White explained that Massachusetts has chosen three contractors to propose plans for the design and construction of the project, and the winning contract will be adopted for the project from among these proposals.
“Now, with the federal approval, the bid documents are set to go out in May to those three bidders with the responses due in November,” White said.
According to White, the project should proceed as planned, but it will not be completely clear until November whether the Green Line Extension will move forward on schedule.
“In order for the project to go forward, the winning contractor must submit a bid less than $1.3 billion, which is the limit set by the state in order to meet the money that the state has budgeted for the project,” White told the Daily in an email.
Mares emphasized that the Green Line Extension will play a key role in the area’s transit network.
“There is no area in the region and very few in the country that are as densely populated as the corridor for the Green Line Extension. Without the Green Line Extension, it’s not served by public transportation other than buses, so it’s actually an ideal corridor for light rail service,” Mares said. “It serves a lot of people and provides them much more reliable, consistent and quicker access to where the jobs are, and it’s a much more environmentally friendly way to get around.”

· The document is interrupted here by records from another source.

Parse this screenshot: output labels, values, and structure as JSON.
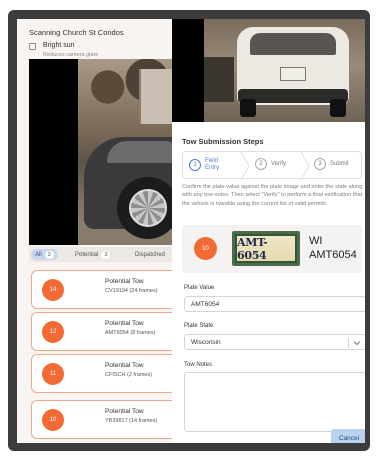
{
  "left_panel": {
    "title": "Scanning Church St Condos",
    "bright_sun": {
      "label": "Bright sun",
      "sublabel": "Reduces camera glare",
      "checked": false
    },
    "tabs": [
      {
        "label": "All",
        "count": "3",
        "active": true
      },
      {
        "label": "Potential",
        "count": "3",
        "active": false
      },
      {
        "label": "Dispatched",
        "count": "",
        "active": false
      }
    ],
    "cards": [
      {
        "badge": "14",
        "title": "Potential Tow",
        "subtitle": "CV19194 (24 frames)"
      },
      {
        "badge": "12",
        "title": "Potential Tow",
        "subtitle": "AMT6054 (8 frames)"
      },
      {
        "badge": "11",
        "title": "Potential Tow",
        "subtitle": "CFISCH (2 frames)"
      },
      {
        "badge": "10",
        "title": "Potential Tow",
        "subtitle": "YB39817 (14 frames)"
      }
    ]
  },
  "right_panel": {
    "title": "Tow Submission Steps",
    "steps": [
      {
        "num": "1",
        "label_line1": "Field",
        "label_line2": "Entry",
        "active": true
      },
      {
        "num": "2",
        "label_line1": "Verify",
        "label_line2": "",
        "active": false
      },
      {
        "num": "3",
        "label_line1": "Submit",
        "label_line2": "",
        "active": false
      }
    ],
    "description": "Confirm the plate value against the plate image and enter the state along with any tow notes. Then select \"Verify\" to perform a final verification that the vehicle is towable using the current list of valid permits.",
    "plate": {
      "badge": "10",
      "plate_image_text": "AMT-6054",
      "state": "WI",
      "number": "AMT6054"
    },
    "form": {
      "plate_value_label": "Plate Value",
      "plate_value": "AMT6054",
      "plate_state_label": "Plate State",
      "plate_state": "Wisconsin",
      "tow_notes_label": "Tow Notes",
      "tow_notes": ""
    },
    "cancel_label": "Cancel"
  },
  "colors": {
    "accent_orange": "#f26b34",
    "active_blue": "#4f7fd6",
    "cancel_bg": "#b9d2ee",
    "bezel": "#3c3c3c"
  }
}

Mares highlighted the contribution that the extension will make to reducing air pollution and promoting more environmentally friendly methods of transportation.
“We’ve struggled over time with air pollution here,” Mares said. “And the Conservation Law Foundation got involved in order to make sure that the air quality doesn’t worsen, but gets improved and meets federal standards.”
According to Mares, the section of the extension that will most affect Tufts is undergoing a distinct approval process from the rest of the project.
“The Green Line Extension, as covered by the federal grant, goes to College Ave, but it’s really supposed to go to Route 16, which has big implications for Tufts,” Mares explained. “Because while that terminus is much better than College Ave, it serves … state-designated environmental justice neighborhoods, but also connects the Tufts campus in a positive way.”
Mares explained that the state will be funding this part of the Green Line Extension separately from the rest of the project. It therefore will go through its own environmental review and will receive its own cost estimate.
“Tufts University has always been supportive of the whole Green Line Extension,” Mares said.